Installing Gotenberg and Tika was simpler than I expected (if you have spare VPSes)!
-
Someone HAS shared this info already, but I wanted to share it again.
I was really wanting to upload Word files. But obviously they won't get processed unless you have Gotenbern and Tika installed. Thanks to the post above from @ChristopherMag I thought I'd try to get those installed.
My challenges: I don't want to install on the VPS with Cloudron because I don't know if that will mess it up. Conceptually I also wasn't sure what address to use for a same-VPS-install-as-Cloudron since they wouldn't be in the same Docker world ( I don't know what it's called) as Cloudron. So, I looked at my other VPS.
VPS 2 runs CapRover, and CapRover offers Gotenberg. My first attempt failed due to a 504 error, which is some kind of timeout error. So I lengthened the access times and wait times for Gotenberg in the CapRover install form, and the second time it worked. I then copied and pasted the four lines that @ChristopherMag had in his post and edited it for my Gotenberg url*.
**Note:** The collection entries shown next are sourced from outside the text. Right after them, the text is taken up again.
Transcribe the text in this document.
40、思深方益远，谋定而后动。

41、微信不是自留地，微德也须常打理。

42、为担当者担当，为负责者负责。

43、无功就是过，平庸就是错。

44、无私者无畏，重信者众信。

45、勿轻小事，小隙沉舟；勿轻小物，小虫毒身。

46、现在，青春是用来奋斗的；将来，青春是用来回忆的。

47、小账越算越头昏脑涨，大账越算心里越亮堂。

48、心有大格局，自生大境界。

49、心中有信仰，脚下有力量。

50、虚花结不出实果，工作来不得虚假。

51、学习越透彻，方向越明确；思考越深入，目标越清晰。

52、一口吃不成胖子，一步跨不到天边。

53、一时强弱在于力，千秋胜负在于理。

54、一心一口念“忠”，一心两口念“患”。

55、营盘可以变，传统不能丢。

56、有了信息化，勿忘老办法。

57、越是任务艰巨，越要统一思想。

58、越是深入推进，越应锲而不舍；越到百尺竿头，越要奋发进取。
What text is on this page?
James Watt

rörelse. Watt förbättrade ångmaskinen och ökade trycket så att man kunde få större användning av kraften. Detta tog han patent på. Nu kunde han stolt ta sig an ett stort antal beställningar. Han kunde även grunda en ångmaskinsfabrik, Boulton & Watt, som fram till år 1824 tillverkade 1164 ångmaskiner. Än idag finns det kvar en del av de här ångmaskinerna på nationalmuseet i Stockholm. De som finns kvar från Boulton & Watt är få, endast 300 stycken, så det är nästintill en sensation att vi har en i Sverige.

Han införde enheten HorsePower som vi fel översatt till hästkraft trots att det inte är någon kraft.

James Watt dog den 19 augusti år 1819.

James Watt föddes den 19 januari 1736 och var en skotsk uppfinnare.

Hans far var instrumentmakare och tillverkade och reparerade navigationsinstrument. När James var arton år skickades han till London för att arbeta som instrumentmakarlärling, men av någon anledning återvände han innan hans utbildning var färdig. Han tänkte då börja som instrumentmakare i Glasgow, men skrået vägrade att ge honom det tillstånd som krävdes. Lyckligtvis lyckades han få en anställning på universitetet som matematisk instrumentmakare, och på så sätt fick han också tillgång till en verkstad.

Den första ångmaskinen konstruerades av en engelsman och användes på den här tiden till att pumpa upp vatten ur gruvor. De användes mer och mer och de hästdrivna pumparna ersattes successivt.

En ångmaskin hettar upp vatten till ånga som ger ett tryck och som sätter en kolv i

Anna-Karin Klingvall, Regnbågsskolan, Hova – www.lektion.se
Then, I needed another VPS since the RAM on VPS 2 was close to max with that latest app. Fortunately, I have other VPSes! One of them is running a LAMP setup plus a Presearch install. I figured that adding Tika to that should be fine, and if something borked up, it wouldn't be so tragic a loss. I followed https://github.com/apache/tika-docker, running
docker run -d -p 127.0.0.1:9998:9998 apache/tika:<tag>
(replacing localhost with my VPS' IP). It worked. Then I entered that url in the paperless-ngx paperless.conf. Voila! It all works.- However, I had tried to install Gotenberg using Easypanel (on yet another VPS - yeah, I'm a LEB fan), and when I entered the url from that I used the :3000. But it never worked. The Easypanel dashboard made it seem like I needed to have port 3000 as part of the url for paperless-ngx, but it never worked.
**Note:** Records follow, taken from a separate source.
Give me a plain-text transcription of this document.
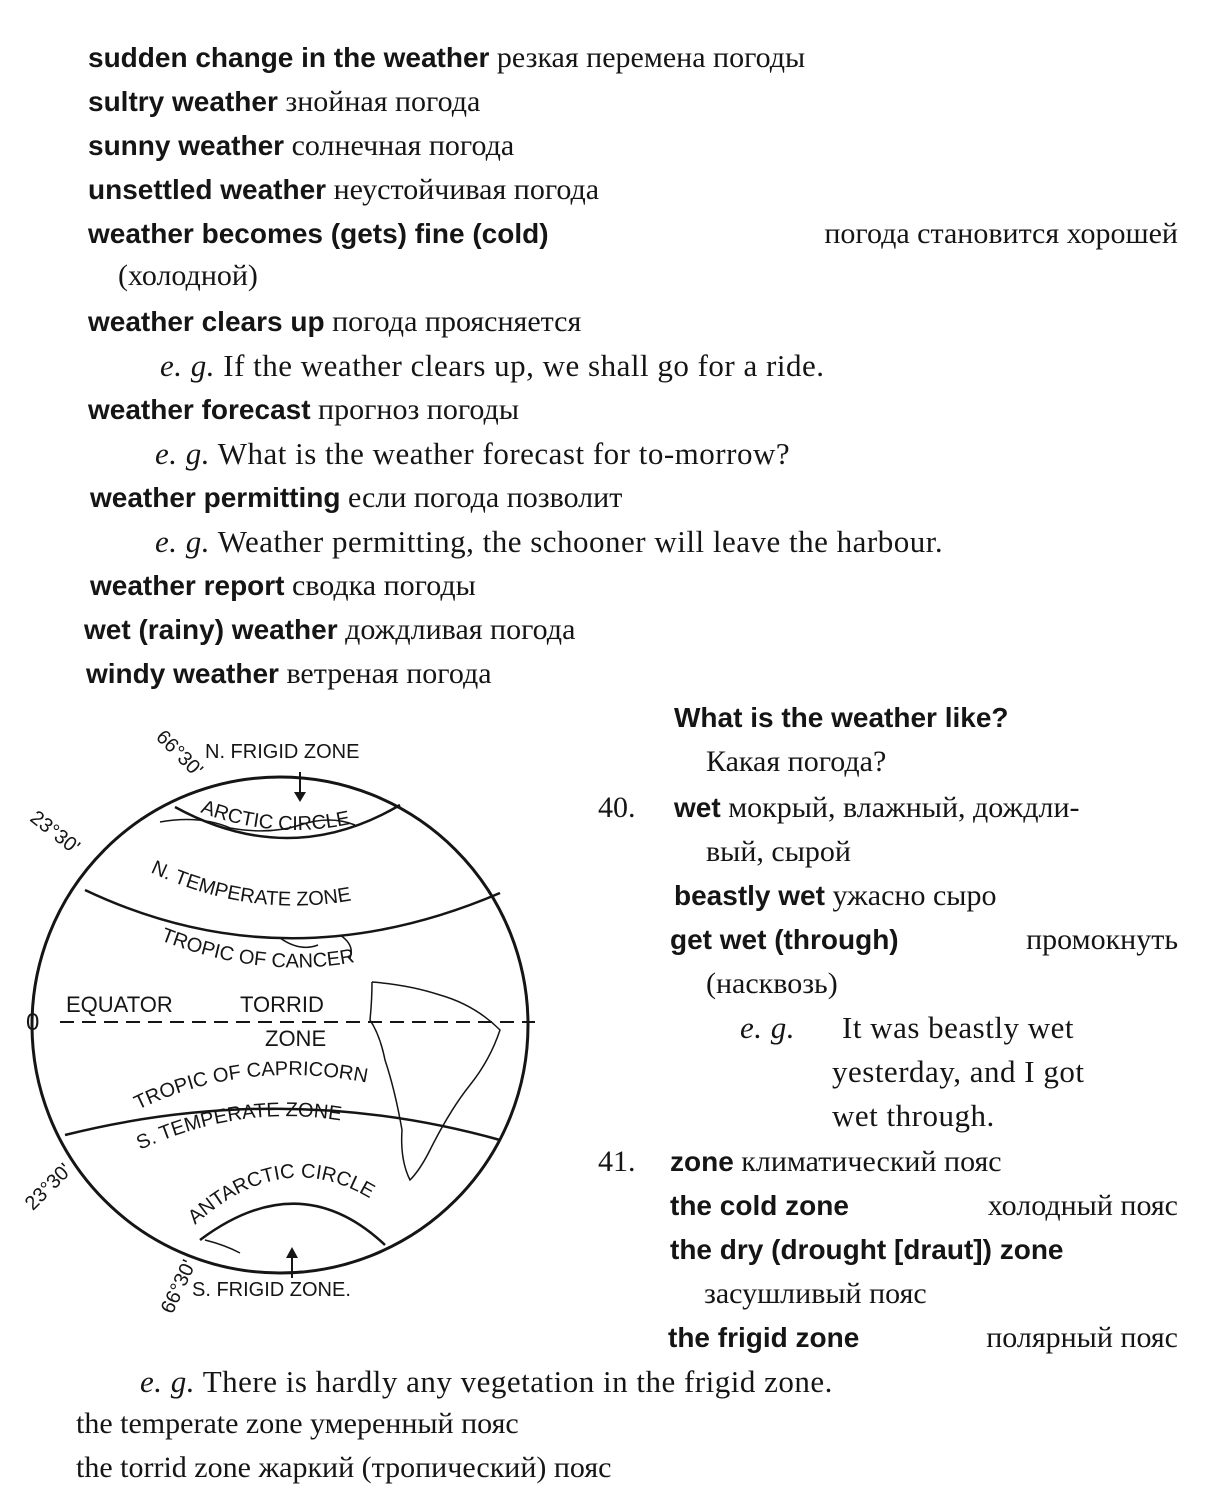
sudden change in the weather резкая перемена погоды
sultry weather знойная погода
sunny weather солнечная погода
unsettled weather неустойчивая погода
weather becomes (gets) fine (cold)	погода становится хорошей
(холодной)
weather clears up погода проясняется
e. g. If the weather clears up, we shall go for a ride.
weather forecast прогноз погоды
e. g. What is the weather forecast for to-morrow?
weather permitting если погода позволит
e. g. Weather permitting, the schooner will leave the harbour.
weather report сводка погоды
wet (rainy) weather дождливая погода
windy weather ветреная погода
What is the weather like?
Какая погода?
40. wet мокрый, влажный, дождли-
вый, сырой
beastly wet ужасно сыро
get wet (through)	промокнуть
(насквозь)
e. g. It was beastly wet
yesterday, and I got
wet through.
41. zone климатический пояс
the cold zone	холодный пояс
the dry (drought [draut]) zone
засушливый пояс
the frigid zone	полярный пояс
e. g. There is hardly any vegetation in the frigid zone.
the temperate zone умеренный пояс
the torrid zone жаркий (тропический) пояс
N. FRIGID ZONE
ARCTIC CIRCLE
N. TEMPERATE ZONE
TROPIC OF CANCER
EQUATOR	TORRID
ZONE
TROPIC OF CAPRICORN
S. TEMPERATE ZONE
ANTARCTIC CIRCLE
S. FRIGID ZONE.
66°30'
23°30'
0
23°30'
66°30'
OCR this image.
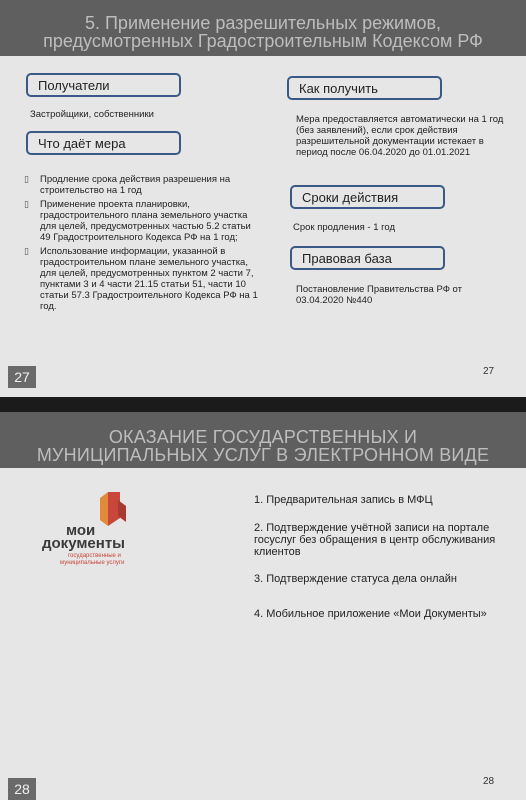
5. Применение разрешительных режимов,
предусмотренных Градостроительным Кодексом РФ
Получатели
Застройщики, собственники
Что даёт мера
▯ Продление срока действия разрешения на строительство на 1 год
▯ Применение проекта планировки, градостроительного плана земельного участка для целей, предусмотренных частью 5.2 статьи 49 Градостроительного Кодекса РФ на 1 год;
▯ Использование информации, указанной в градостроительном плане земельного участка, для целей, предусмотренных пунктом 2 части 7, пунктами 3 и 4 части 21.15 статьи 51, части 10 статьи 57.3 Градостроительного Кодекса РФ на 1 год.
Как получить
Мера предоставляется автоматически на 1 год (без заявлений), если срок действия разрешительной документации истекает в период после 06.04.2020 до 01.01.2021
Сроки действия
Срок продления - 1 год
Правовая база
Постановление Правительства РФ от 03.04.2020 №440
27	27
ОКАЗАНИЕ ГОСУДАРСТВЕННЫХ И
МУНИЦИПАЛЬНЫХ УСЛУГ В ЭЛЕКТРОННОМ ВИДЕ
мои
документы
государственные и
муниципальные услуги
1. Предварительная запись в МФЦ
2. Подтверждение учётной записи на портале госуслуг без обращения в центр обслуживания клиентов
3. Подтверждение статуса дела онлайн
4. Мобильное приложение «Мои Документы»
28	28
So when I found I could use CapRover for Gotenberg, I saw that it's dashboard just gave the domain as the url, minus the port. So, I thought, "OK, I will try that." Now, in my paperless.conf, the Tika url includes the port 9998, but the Gotenberg url doesn't, and it works. I wonder if I needed to have had the port when using Easypanel, but I am not going to try because right now it's all working.
I guess I'm surprised because in the past when I've tried to install more than one thing using Docker, by hand, it never worked. I always had to connect them somehow (I think it was more docker-compose at the time), and I could never figure it out. But maybe I understand it a bit better now, and I was pretty sure that plopping in Tika beside Presearch shouldn't mess anything up. I'm glad I could use CapRover though and Gotenberg has more working parts than Tika to function. My only concern is a warning from the Tika page,
In the example above, we recommend binding the server to localhost because Docker alters iptables and may expose your tika-server to the internet. If you are confident that your tika-server is on an isolated network you can simply run:
I need to do some reading to see if using the IP of the VPS might weaken that server somehow. -
@scooke maybe you can clarify one thing which is not clear in my mind
I put PDF and JPG/PNG into Paperless because these formats are usually not edited, they're semi-frozen.
XLS(X) and DOC(X) are often more living documents with edits, especially XLS(X). Does that mean you re-upload into Paperless when you made a local edit ? And delete the old one ? Or you only upload MS documents which are "finished" and won't change ?
I think Paperless is great and use it for "documents of record", invoices, agreements etc. I tend to think Nextcloud (or Seafile in my case) is more appropriate for living documents.
Interested in your and other views.
-
@timconsidine Yes, definitely for "finished" documents.